Finding the best answer is not always straightforward.
Scientists are not programmers. Repeat that after me: scientists are not programmers. It’s not their fault; it’s just a lack of proper training. If you are implementing some algorithm given you by a scientist, it’s important to know this and account for it.
Certain algorithms are not direct – most often for some process which is not easily reversible. For example, I was given the task of implementing a way of finding the Wet-Bulb temperature, given the Dewpoint temperature, the Dry-Bulb temperature, and the Barometric Pressure. Accompanying this task was some code, written by a scientist, in some form of BASIC.

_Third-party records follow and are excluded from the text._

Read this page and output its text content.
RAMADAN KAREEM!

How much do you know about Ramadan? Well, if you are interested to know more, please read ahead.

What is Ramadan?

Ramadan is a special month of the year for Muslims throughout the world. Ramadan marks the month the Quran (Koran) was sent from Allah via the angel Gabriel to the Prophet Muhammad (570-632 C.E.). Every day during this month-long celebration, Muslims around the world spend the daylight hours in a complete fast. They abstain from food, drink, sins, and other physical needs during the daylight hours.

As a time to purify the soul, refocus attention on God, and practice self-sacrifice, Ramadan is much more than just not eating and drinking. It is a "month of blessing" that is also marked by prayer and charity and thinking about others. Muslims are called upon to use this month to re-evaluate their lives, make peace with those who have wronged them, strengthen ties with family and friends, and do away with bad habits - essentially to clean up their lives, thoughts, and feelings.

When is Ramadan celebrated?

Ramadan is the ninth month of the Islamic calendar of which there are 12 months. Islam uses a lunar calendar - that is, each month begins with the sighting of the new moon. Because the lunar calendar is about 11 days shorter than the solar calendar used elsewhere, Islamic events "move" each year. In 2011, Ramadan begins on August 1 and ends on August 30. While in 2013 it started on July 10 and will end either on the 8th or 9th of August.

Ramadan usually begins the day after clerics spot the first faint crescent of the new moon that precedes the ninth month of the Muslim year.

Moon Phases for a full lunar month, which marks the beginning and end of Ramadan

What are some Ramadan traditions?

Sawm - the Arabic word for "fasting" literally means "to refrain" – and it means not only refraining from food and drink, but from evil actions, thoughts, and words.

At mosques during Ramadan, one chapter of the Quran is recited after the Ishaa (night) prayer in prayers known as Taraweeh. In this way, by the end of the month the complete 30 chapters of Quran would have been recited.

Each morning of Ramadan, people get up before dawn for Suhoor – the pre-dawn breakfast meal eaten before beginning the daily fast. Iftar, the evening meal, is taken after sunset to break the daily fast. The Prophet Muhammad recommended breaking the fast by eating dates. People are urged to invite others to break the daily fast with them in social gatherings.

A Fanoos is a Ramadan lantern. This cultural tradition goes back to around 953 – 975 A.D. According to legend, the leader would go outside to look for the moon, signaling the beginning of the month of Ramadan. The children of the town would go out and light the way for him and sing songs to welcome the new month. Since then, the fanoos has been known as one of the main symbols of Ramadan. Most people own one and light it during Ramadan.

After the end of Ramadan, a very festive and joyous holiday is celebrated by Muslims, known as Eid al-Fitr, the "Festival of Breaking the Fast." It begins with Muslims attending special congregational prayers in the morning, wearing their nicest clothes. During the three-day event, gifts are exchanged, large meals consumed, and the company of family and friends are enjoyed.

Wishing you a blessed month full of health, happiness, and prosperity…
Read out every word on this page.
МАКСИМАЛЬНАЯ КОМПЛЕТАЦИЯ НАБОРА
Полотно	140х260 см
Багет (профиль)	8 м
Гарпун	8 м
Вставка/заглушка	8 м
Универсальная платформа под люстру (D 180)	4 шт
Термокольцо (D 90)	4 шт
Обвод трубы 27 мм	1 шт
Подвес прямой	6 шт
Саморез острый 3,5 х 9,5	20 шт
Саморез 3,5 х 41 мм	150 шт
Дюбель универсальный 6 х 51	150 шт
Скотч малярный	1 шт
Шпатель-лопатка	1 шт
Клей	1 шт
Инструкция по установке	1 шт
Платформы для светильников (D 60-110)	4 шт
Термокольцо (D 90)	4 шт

To accomplish this, they started with an estimate (the DewPoint Temp) and worked forward, using the known equations to convert wet-bulb temp into dewpoint temp, then compared that result to the known dewpoint (Tdew). If the result was less than the known dewpoint, they added a constant 0.05 degrees to the estimate, and tried again. When the result exceeded the dewpoint, they called it good and returned the latest estimate as the final answer.
Scientists are not programmers. If you asked them about this, they will say that it gets the right answer. If you ask them how they came to choose 0.05 as the step size, after the blank stare (while they think about it), you will get an answer something like “Well, that’s the tolerance I want”. If you really press them, they will come up with “Well, any smaller and it’ll take too long – any larger and it’ll not be correct enough”, which is exactly true. That step size is somebody’s wild guess.
Being the obsessive speed freak that I am, I figured a better way. What the scientist didn’t realize, is that you don’t have to have a constant step size. With a modicum of further effort, you can adjust the step size dynamically, and get to the final answer much more quickly.
Simply start with a relatively large positive step, and do your estimates as before. Afterward, make a decision – if you haven’t exceeded your target, step again in the same direction. If you exceeded the target, don’t simply quit and call it good, REDUCE and REVERSE your step size and go again. Now you’re heading negative. When you go BELOW your target, REDUCE and REVERSE your step size. Repeat this until the absolute value of your step size is below your tolerance.
In certain cases, this will take LONGER, but in the vast majority of cases where a fine tolerance is needed, this will get a more accurate answer in FEWER iterations.
You of course need to check things out and match your particular case. Use an iteration counter. You always want to reduce your step size when you reverse it: a factor of -1 would never converge and a factor of near -1 would converge slowly. But a factor of -0.01 would reduce your tolerance. Best to use a factor of -0.1 to -0.4.
I have seen reductions of 100:1 in iteration counts between the original method and this improved search. In cases where it was worse, it was around 15 vs. 10 iterations, in cases where it was better it was around 30 vs. 500 iterations.
Use your common sense, and don’t hold it against them. Scientists are not programmers.
Have you thought of trying to do the calculation using a binary search algorithm instead?
The method you’re describing above sounds very similar to the original implementation of an algorithm I made for calculating the 1dB compression point in an RF test. It had a dynamic step size that reduced every time the it overshot the desired value (within given tolerances).
Then I read about how some Agilent guys did it using a binary search. They were talking about pure code implementations of RF measurements, which makes tests more portable b/c not every instrument on a test station will have the same fancy options!
I rewrote my algorithm using a binary search approach, and it came out much simpler, cleaner – from a coding standpoint. Unfortunately it was roughly the same speed (on average), but at least it was far less dependent on carefully choosing the initial step size and reduction factor, which made it easier for other ppl to use.
I thought you might be interested in trying the alternate approach out… from one speed freak to another ;) I’d be curious to see how it compared for you, performance wise.
I finally got around to thinking about your question.
I suppose the binary search algorithm would choose an initial large step, and the step until you exceed the target.
At that point, instead of reversing and reducing, you would simply reject the last trial, start from the previous trial and reduce the step by HALF. You would step either one or two steps before exceeding the target again, and then reject the latest and reduce the step by HALF.
The downside that I see is that you (could) end up calculating the same point again and again.
If trial 6 produces a value of 10 and trial 7 produces a value of 11 (which exceeds the target), you back off and try 6.5 which produces a value of 10.7. But if you add another 0.5, you’re trying 11 again.
You must mean something different from that.
I think that if you use a step modifier of -0.5 in my original plan, then you in fact have a binary search algorithm. Any lower and you get speed at the expense of accuracy, any higher and you get accuracy at the expense of speed.